25. Bölüm

6.3K 629 97
                                    

Selamunaleykum canlar. ❤❤❤

Güzel Okumalar... ❤❤❤

Sevgi hiçbir şey istemez
Tamamlanmaktan başka.
Halil Cibran

Mutluluk üzerine üç beş şey çiziktirebilecek kıvama geldim diye düşünüyorum. Öyle iddialı şeyler de değil aslında. Mutluluğun çeşitleri vardır. Bir normal olan mutluluk var, çocukları ailelerine sağ salim eve gönderdiğimde yaşadığım, annem bana karnıyarık yaptığında, evde ikizlerin hiçbirinin olmadığı zamanlar gibi. Bunun bir üst seviyesi ise abur cubur poşeti ile gelip evde hiç kimseyi bulamamak. Çünkü bizim evde yaşın yirmi dört olsa bile alınan her şey beşe bölünür. Yazılmamış bir kuraldır bu.

Bir de şu son 17 günde yaşadığım mutluluk var. Evet, iflah olmaz bir romantiğe dönüştüğümün farkındayım. Bilerek yaptığım bir şey değildi bu ancak ister istemez aklımın bir yerinde günleri teker teker sayıyordum. Ve bu kendime sakladığım bir sırdı, Leyla'ya bile söylemiyordum. Çünkü söylersem benden korkup kaçma ihtimali vardı. Tamam, günleri saymam genele vurursak kötü değildi. Hatta bizim kızlar duysa 'Ertuğrul abiiiii ne kadar romantiksin,' deyip başımı şişirirlerdi. Ama Leyla ile şu an sakin, güzel giden bir iletişimimiz vardı ve ben bunu muhteşem romantikliğimle bozmak istemiyordum. Sabahları bir günaydın mesajı, arada yapılan telefon konuşmaları ve okul çıkışı 5 dakika bile olsa beraber eve yürümek yetiyordu. Gönül isterdi ki her gün, her dakika göreyim ancak hayatımızın şu evresinde bu mümkün değildi.

Sonuçta artık bazı hayallerin gerçeğe dönüşme gibi yüksek ihtimalleri vardı ve hayaller gerçeğe dönüşünce harika şeyler oluyordu. Deneyimimle sabitlendi. Tam 17 gün önce.

Hayatınızın bundan sonrasında yanınızda olmasını istediğiniz kişiyi bulunca dünya çok daha yaşanılası bir yer haline geliyordu. Şu peri masallarında herkesin mutlu olduğu ve dans ettiği sonlar vardı ya, işte tam öyleydi. Hissetmesi de yaşaması da çok güzeldi.

Onu her gördüğümde günüm daha fazla nasıl güzelleşebilir diye düşünüyordum ancak güzelleşebiliyordu. Bana gülümsüyordu ve bu gülümsemenin altında yatan çok güzel sebepler vardı. Okulda birbirimizi görsek de öyle sık sık konuşma gibi bir fırsatımız olmuyordu ama bir şekilde yetiyordu. Bunca zaman Leyla'yı tek başıma sevmişken şimdi karşılığını görmek dünyadaki bütün güzel şeylerden bile daha güzeldi. Varsın daha az konuşalım.

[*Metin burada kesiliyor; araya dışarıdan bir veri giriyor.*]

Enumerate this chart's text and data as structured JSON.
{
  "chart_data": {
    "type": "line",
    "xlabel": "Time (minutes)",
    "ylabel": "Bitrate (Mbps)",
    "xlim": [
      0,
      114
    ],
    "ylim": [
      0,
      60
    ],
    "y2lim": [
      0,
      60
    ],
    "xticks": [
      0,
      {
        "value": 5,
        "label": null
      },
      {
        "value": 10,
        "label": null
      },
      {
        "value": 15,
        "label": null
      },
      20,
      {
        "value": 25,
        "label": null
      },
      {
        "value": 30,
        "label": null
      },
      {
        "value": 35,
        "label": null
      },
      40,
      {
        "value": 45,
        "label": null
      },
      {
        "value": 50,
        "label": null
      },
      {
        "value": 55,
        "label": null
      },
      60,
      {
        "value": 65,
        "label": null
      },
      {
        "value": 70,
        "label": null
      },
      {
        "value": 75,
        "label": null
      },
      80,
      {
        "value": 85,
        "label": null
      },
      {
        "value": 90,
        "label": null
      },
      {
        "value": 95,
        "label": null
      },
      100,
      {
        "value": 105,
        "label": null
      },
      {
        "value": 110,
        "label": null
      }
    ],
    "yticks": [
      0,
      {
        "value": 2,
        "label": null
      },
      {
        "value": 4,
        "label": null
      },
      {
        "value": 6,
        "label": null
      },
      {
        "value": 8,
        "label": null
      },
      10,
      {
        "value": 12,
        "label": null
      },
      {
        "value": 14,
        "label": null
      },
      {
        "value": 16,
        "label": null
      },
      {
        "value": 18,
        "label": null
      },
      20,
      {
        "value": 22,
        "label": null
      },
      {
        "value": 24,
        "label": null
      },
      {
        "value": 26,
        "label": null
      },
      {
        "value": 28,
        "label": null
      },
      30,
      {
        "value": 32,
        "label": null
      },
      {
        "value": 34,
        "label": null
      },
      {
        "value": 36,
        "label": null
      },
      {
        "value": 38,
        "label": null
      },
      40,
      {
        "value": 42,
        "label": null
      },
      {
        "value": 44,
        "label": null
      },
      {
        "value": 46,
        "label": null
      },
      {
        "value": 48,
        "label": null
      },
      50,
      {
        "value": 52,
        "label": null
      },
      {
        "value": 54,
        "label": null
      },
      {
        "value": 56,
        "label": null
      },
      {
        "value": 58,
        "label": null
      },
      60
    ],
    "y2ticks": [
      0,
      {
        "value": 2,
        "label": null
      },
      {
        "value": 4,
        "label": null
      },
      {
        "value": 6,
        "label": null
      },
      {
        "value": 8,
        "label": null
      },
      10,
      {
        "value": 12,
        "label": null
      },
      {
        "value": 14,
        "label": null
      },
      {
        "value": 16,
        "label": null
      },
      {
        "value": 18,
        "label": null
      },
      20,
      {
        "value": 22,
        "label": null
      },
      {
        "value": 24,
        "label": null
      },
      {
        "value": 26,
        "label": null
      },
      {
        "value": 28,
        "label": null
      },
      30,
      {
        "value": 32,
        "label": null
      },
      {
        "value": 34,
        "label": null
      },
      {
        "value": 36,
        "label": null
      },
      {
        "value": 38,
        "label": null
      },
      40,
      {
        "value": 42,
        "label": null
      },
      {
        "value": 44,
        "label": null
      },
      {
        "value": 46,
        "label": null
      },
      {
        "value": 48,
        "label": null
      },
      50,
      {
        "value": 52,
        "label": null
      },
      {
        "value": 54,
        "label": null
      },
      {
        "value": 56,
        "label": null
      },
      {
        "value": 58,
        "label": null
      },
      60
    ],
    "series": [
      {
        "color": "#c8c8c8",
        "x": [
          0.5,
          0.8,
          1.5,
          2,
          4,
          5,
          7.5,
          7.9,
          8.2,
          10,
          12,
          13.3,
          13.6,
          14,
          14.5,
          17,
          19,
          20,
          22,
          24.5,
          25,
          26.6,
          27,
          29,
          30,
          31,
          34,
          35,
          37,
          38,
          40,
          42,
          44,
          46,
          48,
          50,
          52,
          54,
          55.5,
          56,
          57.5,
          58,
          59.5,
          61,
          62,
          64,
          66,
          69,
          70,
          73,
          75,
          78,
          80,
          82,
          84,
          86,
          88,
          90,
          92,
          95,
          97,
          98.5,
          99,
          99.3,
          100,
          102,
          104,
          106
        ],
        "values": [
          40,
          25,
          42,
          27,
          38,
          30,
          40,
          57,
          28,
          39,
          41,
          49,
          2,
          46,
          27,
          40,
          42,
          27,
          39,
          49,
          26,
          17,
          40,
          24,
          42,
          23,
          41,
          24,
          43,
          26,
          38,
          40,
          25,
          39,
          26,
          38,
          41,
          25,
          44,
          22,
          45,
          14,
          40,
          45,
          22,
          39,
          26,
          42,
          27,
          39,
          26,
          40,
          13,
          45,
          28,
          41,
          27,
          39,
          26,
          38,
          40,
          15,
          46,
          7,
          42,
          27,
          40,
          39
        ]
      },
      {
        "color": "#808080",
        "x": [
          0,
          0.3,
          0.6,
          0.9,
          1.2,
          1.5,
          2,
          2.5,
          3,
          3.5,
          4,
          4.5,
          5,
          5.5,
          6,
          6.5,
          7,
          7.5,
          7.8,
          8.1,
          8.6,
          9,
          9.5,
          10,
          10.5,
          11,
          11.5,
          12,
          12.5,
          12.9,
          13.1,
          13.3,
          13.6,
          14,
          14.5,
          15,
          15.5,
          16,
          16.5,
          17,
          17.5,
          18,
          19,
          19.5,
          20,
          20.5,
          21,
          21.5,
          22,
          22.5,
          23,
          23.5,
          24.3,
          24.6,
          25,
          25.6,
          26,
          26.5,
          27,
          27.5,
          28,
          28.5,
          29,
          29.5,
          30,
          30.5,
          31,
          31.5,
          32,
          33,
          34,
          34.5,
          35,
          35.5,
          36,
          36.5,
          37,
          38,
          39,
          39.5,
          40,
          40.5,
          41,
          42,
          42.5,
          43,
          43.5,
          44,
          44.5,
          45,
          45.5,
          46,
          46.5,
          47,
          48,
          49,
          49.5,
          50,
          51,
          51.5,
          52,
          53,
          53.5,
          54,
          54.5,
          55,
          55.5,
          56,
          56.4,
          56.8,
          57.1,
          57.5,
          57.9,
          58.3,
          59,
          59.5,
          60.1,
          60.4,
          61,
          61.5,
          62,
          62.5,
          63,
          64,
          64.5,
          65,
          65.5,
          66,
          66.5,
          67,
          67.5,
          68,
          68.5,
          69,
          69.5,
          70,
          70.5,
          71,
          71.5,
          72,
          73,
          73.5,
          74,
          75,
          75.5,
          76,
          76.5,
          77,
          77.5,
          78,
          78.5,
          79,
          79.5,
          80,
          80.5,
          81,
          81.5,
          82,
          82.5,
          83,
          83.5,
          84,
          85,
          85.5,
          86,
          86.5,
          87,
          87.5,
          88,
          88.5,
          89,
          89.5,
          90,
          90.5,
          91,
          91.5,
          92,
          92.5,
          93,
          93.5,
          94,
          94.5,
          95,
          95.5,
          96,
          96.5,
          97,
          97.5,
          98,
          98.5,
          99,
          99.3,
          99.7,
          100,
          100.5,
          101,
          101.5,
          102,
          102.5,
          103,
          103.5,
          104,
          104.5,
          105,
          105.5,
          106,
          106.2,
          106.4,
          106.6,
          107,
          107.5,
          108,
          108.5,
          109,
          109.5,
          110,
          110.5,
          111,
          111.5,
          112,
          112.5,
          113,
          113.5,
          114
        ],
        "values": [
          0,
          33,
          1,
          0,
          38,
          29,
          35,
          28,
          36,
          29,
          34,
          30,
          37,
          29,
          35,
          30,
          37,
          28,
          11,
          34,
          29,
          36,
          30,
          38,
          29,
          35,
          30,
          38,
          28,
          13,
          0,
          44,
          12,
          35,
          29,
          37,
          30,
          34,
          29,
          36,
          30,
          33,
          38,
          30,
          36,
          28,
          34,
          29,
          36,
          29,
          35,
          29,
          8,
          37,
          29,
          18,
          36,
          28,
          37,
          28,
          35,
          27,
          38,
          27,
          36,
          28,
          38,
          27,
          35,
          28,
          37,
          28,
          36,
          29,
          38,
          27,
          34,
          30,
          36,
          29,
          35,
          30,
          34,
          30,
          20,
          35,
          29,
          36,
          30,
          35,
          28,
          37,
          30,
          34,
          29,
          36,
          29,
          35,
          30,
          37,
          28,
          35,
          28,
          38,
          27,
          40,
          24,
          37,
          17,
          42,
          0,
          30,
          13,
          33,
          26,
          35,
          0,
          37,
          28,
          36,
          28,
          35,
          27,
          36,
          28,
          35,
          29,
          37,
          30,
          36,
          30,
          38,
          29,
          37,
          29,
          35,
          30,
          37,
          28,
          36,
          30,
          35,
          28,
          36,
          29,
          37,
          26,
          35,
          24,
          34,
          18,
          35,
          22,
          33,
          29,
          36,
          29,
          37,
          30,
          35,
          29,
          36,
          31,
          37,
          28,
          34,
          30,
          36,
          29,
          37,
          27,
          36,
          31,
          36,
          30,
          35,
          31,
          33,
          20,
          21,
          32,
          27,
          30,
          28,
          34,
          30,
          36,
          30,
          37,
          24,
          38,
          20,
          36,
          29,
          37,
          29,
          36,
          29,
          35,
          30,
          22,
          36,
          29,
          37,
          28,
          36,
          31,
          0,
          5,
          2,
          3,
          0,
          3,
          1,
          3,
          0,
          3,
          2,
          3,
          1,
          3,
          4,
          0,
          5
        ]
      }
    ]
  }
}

Günün en güzel anı ise okul çıkışı oluyordu.  Leyla ile yürüyüşümüz iki ayrı sokağa sapacağımız zaman bitiyordu. O otobüsle devam ediyordu ben ise çoğu zaman yürüyordum. Sokağın sonunda kaybolana kadar ona bakıyordum. O da arada bir dönüp, gülümseyerek el sallıyordu. Hayatımın en güzel rutini haline gelmişti.

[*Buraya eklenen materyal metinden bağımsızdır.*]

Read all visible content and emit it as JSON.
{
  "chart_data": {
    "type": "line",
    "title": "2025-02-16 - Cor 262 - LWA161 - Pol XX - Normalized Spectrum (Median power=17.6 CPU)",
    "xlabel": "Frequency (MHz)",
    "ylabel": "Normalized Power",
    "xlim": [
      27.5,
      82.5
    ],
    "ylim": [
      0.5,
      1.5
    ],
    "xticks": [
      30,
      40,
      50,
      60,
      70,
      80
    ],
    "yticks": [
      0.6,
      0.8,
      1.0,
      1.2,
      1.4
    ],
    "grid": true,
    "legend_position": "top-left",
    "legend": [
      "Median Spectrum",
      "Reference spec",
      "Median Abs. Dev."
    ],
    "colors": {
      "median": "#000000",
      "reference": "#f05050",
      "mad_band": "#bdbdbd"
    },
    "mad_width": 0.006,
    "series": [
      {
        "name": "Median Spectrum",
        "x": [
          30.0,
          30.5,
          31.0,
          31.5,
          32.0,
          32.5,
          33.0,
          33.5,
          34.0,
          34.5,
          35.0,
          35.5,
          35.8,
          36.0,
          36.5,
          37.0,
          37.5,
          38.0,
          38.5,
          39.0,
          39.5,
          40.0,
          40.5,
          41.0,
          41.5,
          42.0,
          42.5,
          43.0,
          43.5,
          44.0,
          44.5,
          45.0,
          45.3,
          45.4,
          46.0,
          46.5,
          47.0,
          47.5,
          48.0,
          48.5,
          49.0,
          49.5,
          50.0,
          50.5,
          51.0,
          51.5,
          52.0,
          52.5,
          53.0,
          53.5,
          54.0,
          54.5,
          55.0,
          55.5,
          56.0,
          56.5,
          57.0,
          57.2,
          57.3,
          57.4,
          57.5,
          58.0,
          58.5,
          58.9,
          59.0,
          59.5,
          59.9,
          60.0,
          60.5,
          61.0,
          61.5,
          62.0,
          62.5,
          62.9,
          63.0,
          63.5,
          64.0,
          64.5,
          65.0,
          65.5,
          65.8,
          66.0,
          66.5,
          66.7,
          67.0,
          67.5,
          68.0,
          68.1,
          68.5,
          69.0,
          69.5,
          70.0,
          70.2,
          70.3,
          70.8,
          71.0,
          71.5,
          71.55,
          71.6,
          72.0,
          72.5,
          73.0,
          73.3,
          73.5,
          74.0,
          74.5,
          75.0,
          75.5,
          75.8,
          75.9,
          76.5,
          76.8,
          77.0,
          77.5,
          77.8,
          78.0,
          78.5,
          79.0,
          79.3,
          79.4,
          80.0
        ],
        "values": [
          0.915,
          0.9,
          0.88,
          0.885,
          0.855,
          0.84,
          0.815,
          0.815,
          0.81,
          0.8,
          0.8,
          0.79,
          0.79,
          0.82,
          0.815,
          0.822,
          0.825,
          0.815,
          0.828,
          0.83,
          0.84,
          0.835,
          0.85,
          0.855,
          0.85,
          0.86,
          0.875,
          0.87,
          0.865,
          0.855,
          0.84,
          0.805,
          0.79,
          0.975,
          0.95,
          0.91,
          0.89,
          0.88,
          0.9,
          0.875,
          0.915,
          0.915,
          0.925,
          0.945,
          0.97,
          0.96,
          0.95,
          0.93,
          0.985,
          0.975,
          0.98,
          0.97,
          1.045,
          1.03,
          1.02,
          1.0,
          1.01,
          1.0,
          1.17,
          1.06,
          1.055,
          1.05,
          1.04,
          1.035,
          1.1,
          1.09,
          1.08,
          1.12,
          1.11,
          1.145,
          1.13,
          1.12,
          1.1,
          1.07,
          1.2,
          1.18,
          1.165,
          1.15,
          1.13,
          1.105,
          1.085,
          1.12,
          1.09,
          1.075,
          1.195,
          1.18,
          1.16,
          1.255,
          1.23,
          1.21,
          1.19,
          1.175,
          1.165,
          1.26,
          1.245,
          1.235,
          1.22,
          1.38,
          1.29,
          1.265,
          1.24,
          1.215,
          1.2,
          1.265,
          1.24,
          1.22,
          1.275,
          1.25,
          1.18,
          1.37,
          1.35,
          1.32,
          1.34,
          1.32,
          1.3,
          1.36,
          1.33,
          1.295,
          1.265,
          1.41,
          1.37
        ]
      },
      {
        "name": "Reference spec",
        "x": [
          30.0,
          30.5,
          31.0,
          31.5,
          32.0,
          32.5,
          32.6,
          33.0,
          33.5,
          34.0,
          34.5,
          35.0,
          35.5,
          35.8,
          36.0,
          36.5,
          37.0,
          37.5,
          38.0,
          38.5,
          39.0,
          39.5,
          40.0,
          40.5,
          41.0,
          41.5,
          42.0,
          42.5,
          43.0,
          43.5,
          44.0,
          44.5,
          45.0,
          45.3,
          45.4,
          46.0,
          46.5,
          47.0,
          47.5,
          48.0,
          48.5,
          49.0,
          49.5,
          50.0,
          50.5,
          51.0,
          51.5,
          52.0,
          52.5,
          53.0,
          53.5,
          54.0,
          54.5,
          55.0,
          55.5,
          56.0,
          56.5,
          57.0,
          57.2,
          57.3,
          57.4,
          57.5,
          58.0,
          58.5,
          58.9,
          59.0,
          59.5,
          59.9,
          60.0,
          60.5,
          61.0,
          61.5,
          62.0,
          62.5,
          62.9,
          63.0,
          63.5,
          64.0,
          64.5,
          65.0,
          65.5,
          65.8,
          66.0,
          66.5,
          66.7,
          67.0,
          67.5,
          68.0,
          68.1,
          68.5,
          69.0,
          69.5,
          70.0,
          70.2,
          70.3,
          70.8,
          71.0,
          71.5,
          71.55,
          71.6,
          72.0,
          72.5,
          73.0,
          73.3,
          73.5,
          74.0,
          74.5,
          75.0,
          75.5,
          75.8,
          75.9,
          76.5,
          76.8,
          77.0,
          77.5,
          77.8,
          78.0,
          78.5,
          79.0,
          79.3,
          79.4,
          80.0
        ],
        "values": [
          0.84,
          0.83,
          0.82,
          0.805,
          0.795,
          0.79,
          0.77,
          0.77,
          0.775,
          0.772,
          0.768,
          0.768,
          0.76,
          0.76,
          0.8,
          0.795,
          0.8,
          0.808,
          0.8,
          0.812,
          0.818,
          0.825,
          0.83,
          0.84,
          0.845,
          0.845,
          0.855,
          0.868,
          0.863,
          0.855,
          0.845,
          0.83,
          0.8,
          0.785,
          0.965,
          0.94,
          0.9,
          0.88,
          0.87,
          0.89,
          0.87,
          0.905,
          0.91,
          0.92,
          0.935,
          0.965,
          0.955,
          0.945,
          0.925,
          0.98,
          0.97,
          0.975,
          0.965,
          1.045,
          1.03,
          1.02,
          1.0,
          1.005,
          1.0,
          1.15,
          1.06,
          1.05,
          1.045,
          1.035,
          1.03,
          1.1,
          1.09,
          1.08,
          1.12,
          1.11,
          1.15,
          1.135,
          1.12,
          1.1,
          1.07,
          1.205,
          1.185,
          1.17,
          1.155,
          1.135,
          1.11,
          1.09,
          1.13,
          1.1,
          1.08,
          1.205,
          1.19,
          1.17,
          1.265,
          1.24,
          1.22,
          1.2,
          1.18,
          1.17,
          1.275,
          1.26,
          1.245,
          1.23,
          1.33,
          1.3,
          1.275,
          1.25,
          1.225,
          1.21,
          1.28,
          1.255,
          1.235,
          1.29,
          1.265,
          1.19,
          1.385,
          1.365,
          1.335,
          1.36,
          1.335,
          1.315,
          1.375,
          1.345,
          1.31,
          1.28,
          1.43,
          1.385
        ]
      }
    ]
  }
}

Büyük olaylara gerek yoktu. Hislerimin büyüklüğünden emindim ancak hem Leyla'nın hem de benim bazı çizgilerimiz, sınırlarımız vardı. Başka beklentileri, istekleri de oluyordu insanın, bu çok normaldi. Nefis diye bir gerçeklik tam ortamızda duruyordu. Ama sevgiyi saf halde tutmak, değerli kılmak bir çok şeyden üstündü. Sevmek başlı başına harika bir histi ve onu korumak için her şeyi yapabilirdim.

Ve ben Ertuğrul Zeybek olarak sevilince iflah olmaz bir Mecnun'a dönüşmüştüm.

Bunca ay Leyla'ya kendi kendime bir şeyler hissederken şimdi bunların alenen ortaya çıkmış olması ve üstüne üstlük Leyla'nın bana karşılık veriyor olması beni her gün aynı şekilde şaşırtıyordu. Birbirine karşı güzel duygular besleyen ve bunu saklamayan iki insandık. Yani şahsen ben saklamayan taraftaydım. Birine özgürce duygularından bahsetmek çok güzeldi. Ama en güzeli anlaşmak ve anlaşılmaktı.